Read **Case 6.3: Electronic Timing System for Olympics** on pages 275-276 of the textbook. For this assignment, you will assess and use the correct support tool to develop a decision tree as described in Part “a” of *Case 6.3*. Analyze and apply the best decision making process to provide answers and brief explanations for parts “a”, “b”, “c”, and “d”. The answers and explanations can be placed in the same Excel document as the decision tree.

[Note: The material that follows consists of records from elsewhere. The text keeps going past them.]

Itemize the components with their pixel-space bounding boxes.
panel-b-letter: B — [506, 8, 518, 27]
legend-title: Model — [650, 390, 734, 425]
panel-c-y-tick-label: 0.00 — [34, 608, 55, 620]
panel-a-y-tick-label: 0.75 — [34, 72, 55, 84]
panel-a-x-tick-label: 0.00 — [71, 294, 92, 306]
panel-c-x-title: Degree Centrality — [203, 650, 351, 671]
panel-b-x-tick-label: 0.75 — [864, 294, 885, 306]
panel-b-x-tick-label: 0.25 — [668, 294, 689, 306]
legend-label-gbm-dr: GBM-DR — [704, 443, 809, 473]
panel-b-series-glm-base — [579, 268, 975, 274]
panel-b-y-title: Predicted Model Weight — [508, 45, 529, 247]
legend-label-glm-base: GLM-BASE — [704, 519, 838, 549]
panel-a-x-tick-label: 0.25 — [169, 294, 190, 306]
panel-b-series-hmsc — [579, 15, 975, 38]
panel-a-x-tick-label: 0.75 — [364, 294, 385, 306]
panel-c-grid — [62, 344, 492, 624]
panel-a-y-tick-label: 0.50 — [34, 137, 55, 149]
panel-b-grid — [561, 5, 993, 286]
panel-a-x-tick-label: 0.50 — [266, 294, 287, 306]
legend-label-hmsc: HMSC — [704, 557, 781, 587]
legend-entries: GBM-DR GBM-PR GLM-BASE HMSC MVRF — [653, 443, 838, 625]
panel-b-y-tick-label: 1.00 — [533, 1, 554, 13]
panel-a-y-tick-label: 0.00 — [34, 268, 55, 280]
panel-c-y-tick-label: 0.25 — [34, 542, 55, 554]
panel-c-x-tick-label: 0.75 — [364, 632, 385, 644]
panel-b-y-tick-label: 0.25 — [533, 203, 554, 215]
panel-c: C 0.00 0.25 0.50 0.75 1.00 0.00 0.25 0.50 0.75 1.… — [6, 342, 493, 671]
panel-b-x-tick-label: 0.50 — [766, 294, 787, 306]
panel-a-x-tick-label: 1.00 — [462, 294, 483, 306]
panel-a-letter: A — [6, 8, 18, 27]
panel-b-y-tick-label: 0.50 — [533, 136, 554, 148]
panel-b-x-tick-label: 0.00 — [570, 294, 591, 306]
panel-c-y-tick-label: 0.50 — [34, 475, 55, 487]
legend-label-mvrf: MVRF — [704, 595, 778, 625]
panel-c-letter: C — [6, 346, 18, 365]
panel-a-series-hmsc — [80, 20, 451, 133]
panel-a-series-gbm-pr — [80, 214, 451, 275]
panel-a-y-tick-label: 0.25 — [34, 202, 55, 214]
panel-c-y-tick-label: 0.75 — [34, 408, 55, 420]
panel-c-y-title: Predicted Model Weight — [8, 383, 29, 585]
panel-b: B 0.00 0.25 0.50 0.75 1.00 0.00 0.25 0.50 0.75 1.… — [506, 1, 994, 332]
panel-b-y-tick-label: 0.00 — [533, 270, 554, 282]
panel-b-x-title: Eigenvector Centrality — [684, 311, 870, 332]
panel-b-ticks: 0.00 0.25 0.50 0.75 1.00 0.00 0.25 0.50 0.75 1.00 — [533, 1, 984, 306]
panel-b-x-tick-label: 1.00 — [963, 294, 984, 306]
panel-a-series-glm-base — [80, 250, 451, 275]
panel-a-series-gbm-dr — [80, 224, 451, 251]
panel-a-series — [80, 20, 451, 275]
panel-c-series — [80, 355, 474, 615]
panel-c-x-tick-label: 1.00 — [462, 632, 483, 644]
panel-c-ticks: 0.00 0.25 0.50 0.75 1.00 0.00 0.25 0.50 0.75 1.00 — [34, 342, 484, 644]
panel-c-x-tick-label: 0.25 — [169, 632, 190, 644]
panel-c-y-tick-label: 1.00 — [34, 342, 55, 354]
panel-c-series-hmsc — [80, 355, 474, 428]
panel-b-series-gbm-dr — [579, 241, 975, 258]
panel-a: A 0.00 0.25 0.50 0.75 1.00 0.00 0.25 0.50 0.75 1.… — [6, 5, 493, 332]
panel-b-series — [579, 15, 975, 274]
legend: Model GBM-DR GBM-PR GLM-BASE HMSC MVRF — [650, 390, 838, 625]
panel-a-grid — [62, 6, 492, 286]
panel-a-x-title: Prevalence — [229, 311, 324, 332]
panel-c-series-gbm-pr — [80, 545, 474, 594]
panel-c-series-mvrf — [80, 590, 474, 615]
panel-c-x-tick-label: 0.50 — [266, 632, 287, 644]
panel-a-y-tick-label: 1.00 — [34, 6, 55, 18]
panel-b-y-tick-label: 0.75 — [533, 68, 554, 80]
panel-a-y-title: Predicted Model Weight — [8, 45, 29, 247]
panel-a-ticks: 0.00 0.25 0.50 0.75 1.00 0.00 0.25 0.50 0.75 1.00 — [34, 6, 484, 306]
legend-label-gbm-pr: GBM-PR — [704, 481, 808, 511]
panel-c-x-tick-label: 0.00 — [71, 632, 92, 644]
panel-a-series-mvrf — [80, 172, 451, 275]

- Develop a decision tree that can be used to solve Chang’s problem. You can assume in this part of the problem that she is using EMV (of her net profit) as a decision criterion. Build the tree so that she can enter any values for
*p1, p2*, and*p3*(in input cells) and automatically see her optimal EMV and optimal strategy from the tree. - If p2 = 0.8 and p3 = 0.1, what value of p1 makes Chang indifferent between abandoning the project and going ahead with it?
- How much would Chang benefit if she knew for certain that the Olympic organization would guarantee her the contract? (This guarantee would be in force only if she were successful in developing the product.) Assume
*p1*= 0.4,*p2*= 0.8, and*p3*= 0.1 - Suppose now that this is a relatively big project for Chang. Therefore, she decides to use expected utility as her criterion, with an exponential utility function. Using some trial and error, see which risk tolerance changes her initial decision from “go ahead” to “abandon” when
*p1*= 0.4,*p2*= 0.8, and*p3*= 0.1.

In your Excel document,

- Develop a decision tree using the most appropriate support tool as described in
*Part a*. - Calculate the value of p1 as described in
*Part b*. Show calculations. - Calculate the possible profit using the most appropriate support tool as described in
*Part c*. Show calculations. - Calculate risk tolerance as described in
*Part d*. Show calculations.

CASE 6.3

Sarah Chang is the owner of a small electronics company. In six months, a proposal is due for an electronic timing system for the next Olympic Games. For several years, Chang’s company has been developing a new microprocessor, a critical component in a timing system that would be superior to any product currently on the market. However, progress in research and development has been slow, and Chang is unsure whether her staff can produce the microprocessor in time. If they succeed in developing the microprocessor (probability *p*1), there is an excellent chance (probability *p*2) that Chang’s company will win the $1 million Olympic contract. If they do not, there is a small chance (probability *p*3) that she will still be able to win the same contract with an alternative but inferior timing system that has already been developed.